I had to bring in one more condition as the ratio to be able to generate x_0 and x_1. This physically makes sense in the scope of my research, I have never thought to put that into my pymc model. The ideal model should take into account the uncertainties in all the observed data. I tried this in my original model by letting the model learn the noise in my observation data. I’d really appreciate it if you have more suggestions.

# number of data points
n = 10000

x_0 = []
x_1 = []


### upper and lower limits for drawing a random value for x_2 from a normal distribution 
low_truncated_x_2 = 0
up_truncated_x_2 = 60
x_2 = []

### upper and lower limits for drawing random values for x_0 / x_1 ratio from a normal distribution
low_truncated_val_ratio = 0.2
up_truncated_val_ratio = 0.9
ratio_ = [] ### ratio = x_0 divided by x_1

### upper and lower limits for drawing a random value for F from a normal distribution 
low_truncated_F = 0.1
up_truncated_F = 1.5
F = []

### upper and lower limit for drawing a random value for C from a normal distribution 
low_truncated_C = 0
up_truncated_C = 20
C = []

### upper and lower limit for drawing a random value for dp from a normal distribution 
low_truncated_dp = 0.1
up_truncated_dp = 70
dp = []


### drawing random data to generate fake data

#### ratio_ 
while len(ratio_) < n:
    num_ = np.random.normal(0.4, 0.5, size=(1,))[0]
    if (num_>= low_truncated_val_ratio) & (num_ <= up_truncated_val_ratio):
        ratio_.append(num_)

#### x_2
while len(x_2) < n:
    num_ = np.random.normal(40, 20, size=(1,))[0]
    if (num_ >= low_truncated_x_2)&(num_<= up_truncated_x_2):
        x_2.append(num_)

#### F
while len(F) < n:
    num_ = np.random.normal(0.6, 0.4, size=(1,))[0]
    if (num_ >= low_truncated_F)&(num_<= up_truncated_F):
        F.append(num_)
#### C
while len(C) < n:
    num_ = np.random.normal(0, 25, size=(1,))[0]
    if (num_ >= low_truncated_C)&(num_<= up_truncated_C):
        C.append(num_)

#### dp
while len(dp) < n:
    num_ = np.random.normal(5, 1, size=(1,))[0]
    if (num_ >= low_truncated_dp)&(num_<= up_truncated_dp):
        dp.append(num_)

for j in range(n):

    x_1.append((dp[j] - C[j]/F[j] + x_2[j]) / (1-ratio_[j]/F[j])) 
    x_0.append(ratio_[j] * x_1[j])

df_data = pd.DataFrame({"x_0" : x_0, "x_1" : x_1, "x_2": x_2,"C": C, "F" : F, "dp": dp})
df_final = df_data[(df_data["x_0"] > 0)&(df_data["x_0"] < 90) & (df_data["x_1"] > 0) &(df_data["x_1"] < 210)]
df_final.to_csv("obs_data_generated.csv")

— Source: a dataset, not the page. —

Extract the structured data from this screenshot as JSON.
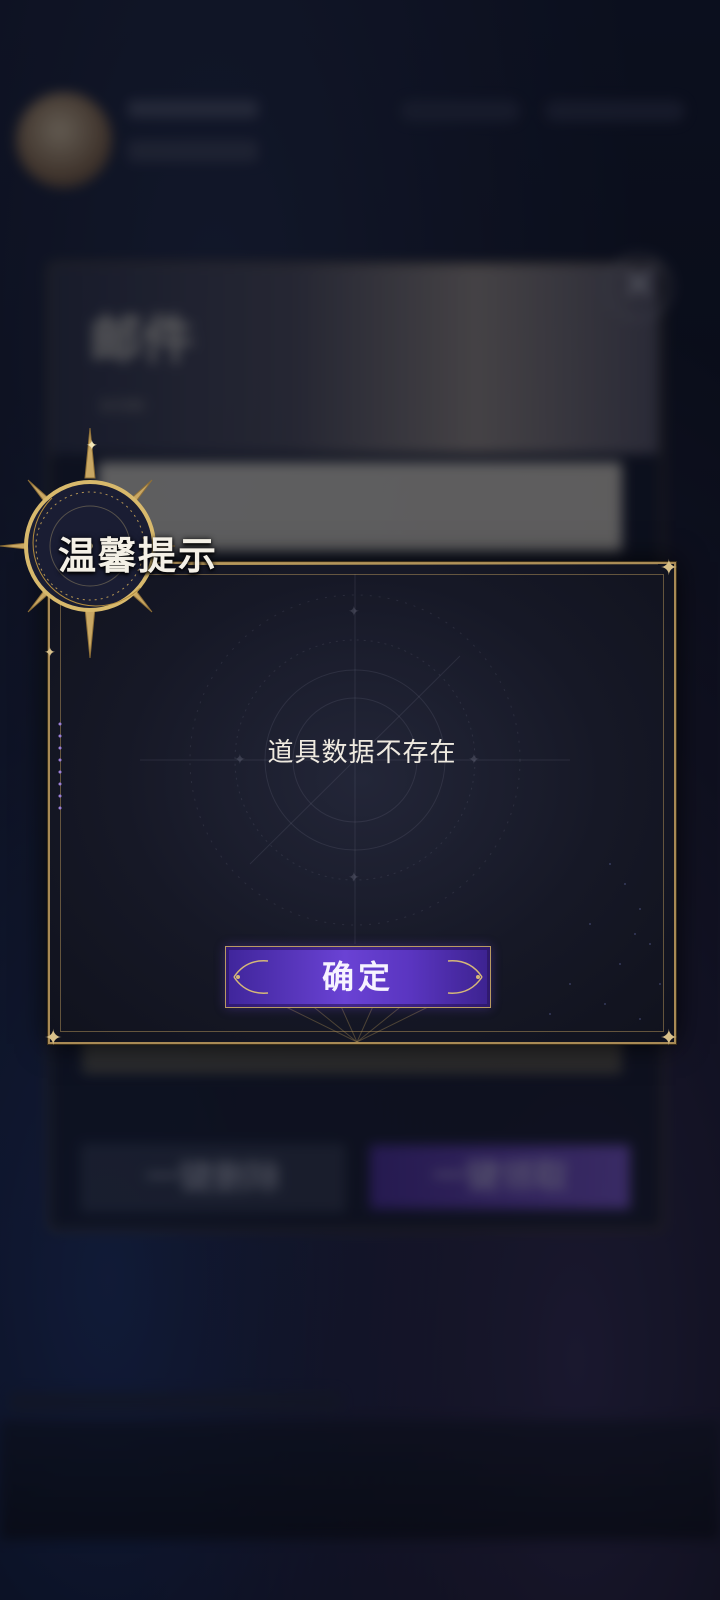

Just following up on this! I was wondering if you had any chance to take a look at the data? I have used the artificial data with x_0 = F(x_1 - x_2 -dp) +C model, and the results are to some degree close to the underlying numbers of F, but overestimate dp and C (although the large posterior range includes the underlying distribution of dp and C). In addition, I still cannot make the argument which justifies calculating the probability of P(C,F, dp, x_0 | x_1, x_2) instead of P(C,F, dp | x_0, x_1, x_2) which has an actual physical meaning.